Die Schweiz nahm am 11. Februar 1963 diplomatische Beziehungen zur Republik Korea auf und legte damit den Grundstein für eine starke Freundschaft und zahlreiche fruchtbare Partnerschaften in verschiedenen Bereichen. Da sich diese Beziehungen im Jahr 2023 zum 60. Mal jähren, hat die Botschaft der Republik Korea in der Schweiz eine Reihe von kulturellen Veranstaltungen über das ganze Jahr verteilt organisiert. Diese Veranstaltungen feiern den Abschluss eines ersten gemeinsam geschriebenen Lebensabschnitts und markieren die Fortsetzung der gemeinsamen Geschichte der beiden Länder, während das nächste Kapitel beginnt. 

Essen ist eines der wirkungsvollsten Mittel, um eine Freundschaft zu festigen, und die Botschafterin der Republik Korea in der Schweiz beschloss, den Studierenden einiger der weltweit renommiertesten Hotelfach- und Kochschulen eines der typischsten Gerichte Koreas vorzustellen: Kimchi.

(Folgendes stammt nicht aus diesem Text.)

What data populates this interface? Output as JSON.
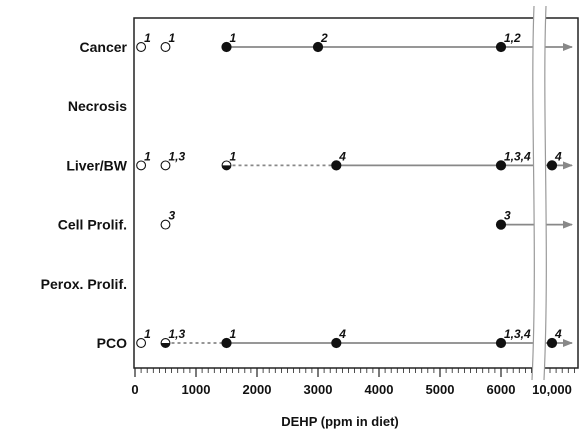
{
  "chart_data": {
    "type": "scatter",
    "x_axis": {
      "label": "DEHP (ppm in diet)",
      "ticks": [
        {
          "value": 0,
          "label": "0"
        },
        {
          "value": 1000,
          "label": "1000"
        },
        {
          "value": 2000,
          "label": "2000"
        },
        {
          "value": 3000,
          "label": "3000"
        },
        {
          "value": 4000,
          "label": "4000"
        },
        {
          "value": 5000,
          "label": "5000"
        },
        {
          "value": 6000,
          "label": "6000"
        },
        {
          "value": 10000,
          "label": "10,000"
        }
      ],
      "minor_tick_step": 100,
      "axis_break_after": 6500
    },
    "rows": [
      {
        "name": "Cancer",
        "points": [
          {
            "x": 100,
            "style": "open",
            "note": "1"
          },
          {
            "x": 500,
            "style": "open",
            "note": "1"
          },
          {
            "x": 1500,
            "style": "filled",
            "note": "1"
          },
          {
            "x": 3000,
            "style": "filled",
            "note": "2"
          },
          {
            "x": 6000,
            "style": "filled",
            "note": "1,2"
          }
        ],
        "segments": [
          {
            "from": 1500,
            "to": 6000,
            "style": "solid"
          }
        ],
        "arrow_from": 6000
      },
      {
        "name": "Necrosis",
        "points": [],
        "segments": [],
        "arrow_from": null
      },
      {
        "name": "Liver/BW",
        "points": [
          {
            "x": 100,
            "style": "open",
            "note": "1"
          },
          {
            "x": 500,
            "style": "open",
            "note": "1,3"
          },
          {
            "x": 1500,
            "style": "half",
            "note": "1"
          },
          {
            "x": 3300,
            "style": "filled",
            "note": "4"
          },
          {
            "x": 6000,
            "style": "filled",
            "note": "1,3,4"
          },
          {
            "x": 10000,
            "style": "filled",
            "note": "4"
          }
        ],
        "segments": [
          {
            "from": 1500,
            "to": 3300,
            "style": "dashed"
          },
          {
            "from": 3300,
            "to": 10000,
            "style": "solid"
          }
        ],
        "arrow_from": 10000
      },
      {
        "name": "Cell Prolif.",
        "points": [
          {
            "x": 500,
            "style": "open",
            "note": "3"
          },
          {
            "x": 6000,
            "style": "filled",
            "note": "3"
          }
        ],
        "segments": [],
        "arrow_from": 6000
      },
      {
        "name": "Perox. Prolif.",
        "points": [],
        "segments": [],
        "arrow_from": null
      },
      {
        "name": "PCO",
        "points": [
          {
            "x": 100,
            "style": "open",
            "note": "1"
          },
          {
            "x": 500,
            "style": "half",
            "note": "1,3"
          },
          {
            "x": 1500,
            "style": "filled",
            "note": "1"
          },
          {
            "x": 3300,
            "style": "filled",
            "note": "4"
          },
          {
            "x": 6000,
            "style": "filled",
            "note": "1,3,4"
          },
          {
            "x": 10000,
            "style": "filled",
            "note": "4"
          }
        ],
        "segments": [
          {
            "from": 500,
            "to": 1500,
            "style": "dashed"
          },
          {
            "from": 1500,
            "to": 10000,
            "style": "solid"
          }
        ],
        "arrow_from": 10000
      }
    ],
    "legend": "none",
    "grid": false
  }
}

Wer könnte die Zubereitung dieses Gerichts besser vermitteln als Frau Cho Huichan, eine versierte Köchin und die Ehefrau der Botschafterin?

Am Nachmittag des 12. Juni verbrachte Frau Cho Huichan Zeit mit einer Gruppe von Hotelfach- und Kochschülern der B.H.M.S., die aus neun verschiedenen Ländern stammten. Sie demonstrierte, wie dieses traditionelle Gericht aus fermentiertem Kohl zubereitet wird, und gab den Schülern die Gelegenheit, ihr eigenes Kimchi zuzubereiten.

Die Schüler waren überrascht über die Unterschiede zwischen diesem Rezept und denen, die sie im Internet gefunden hatten. Selbst Shaun Leonard, Chefkoch der B.H.M.S. Culinary Academy, stellte fest, wie sehr sich diese Version geschmacklich von denen unterschied, die er in der Vergangenheit zubereitet hatte; 

Ich habe schon oft Kimchi zubereitet, aber das war das erste Mal, dass ich Klebreismehl und Pflaumensaft verwendet habe, was den Geschmack wirklich explodieren ließ.

In einer kulinarischen Fusion enthüllte die Frau des Botschafters, wie gut Kimchi und Raclette zusammenpassen – die komplexe Mischung aus Schärfe, Säure und Süße des Kimchi ergänzt die Salzigkeit des Käses, wobei sich die einzelnen Aromen gegenseitig unterstreichen. Diese köstliche Kombination ist ein schmackhaftes Symbol für die Freundschaft zwischen Korea und der Schweiz.

Neben der Vermittlung einiger ihrer kulinarischen Traditionen an andere Hotelfachschulen in der ganzen Schweiz hat die Botschaft der Republik Korea in der Schweiz für den Rest des Jahres eine Reihe von Veranstaltungen im ganzen Land organisiert. Am 19. September findet im KKL in Luzern eine Aufführung traditioneller koreanischer Tänze der Gyeonggido Dance Company statt. Die 1993 gegründete Gyeonggido Dance Company hat sich zum Ziel gesetzt, das Studium des koreanischen Tanzes zu fördern und das kulturelle und künstlerische Niveau in Gyeonggi-do zu heben. Mit über 100 herausragenden Tanzaufführungen pro Jahr präsentiert die Gyeonggido Dance Company traditionellen koreanischen Tanz und königlichen Hoftanz sowie eigene Choreografien.

Die Tanzkompanie ist auch im Ausland aufgetreten, unter anderem im Nahen Osten, in Asien, Nordamerika (USA, Kanada, Mexiko) und Europa (Großbritannien, Spanien, Italien), und hat so das Ansehen und das Image von Gyeonggi-do weltweit gestärkt.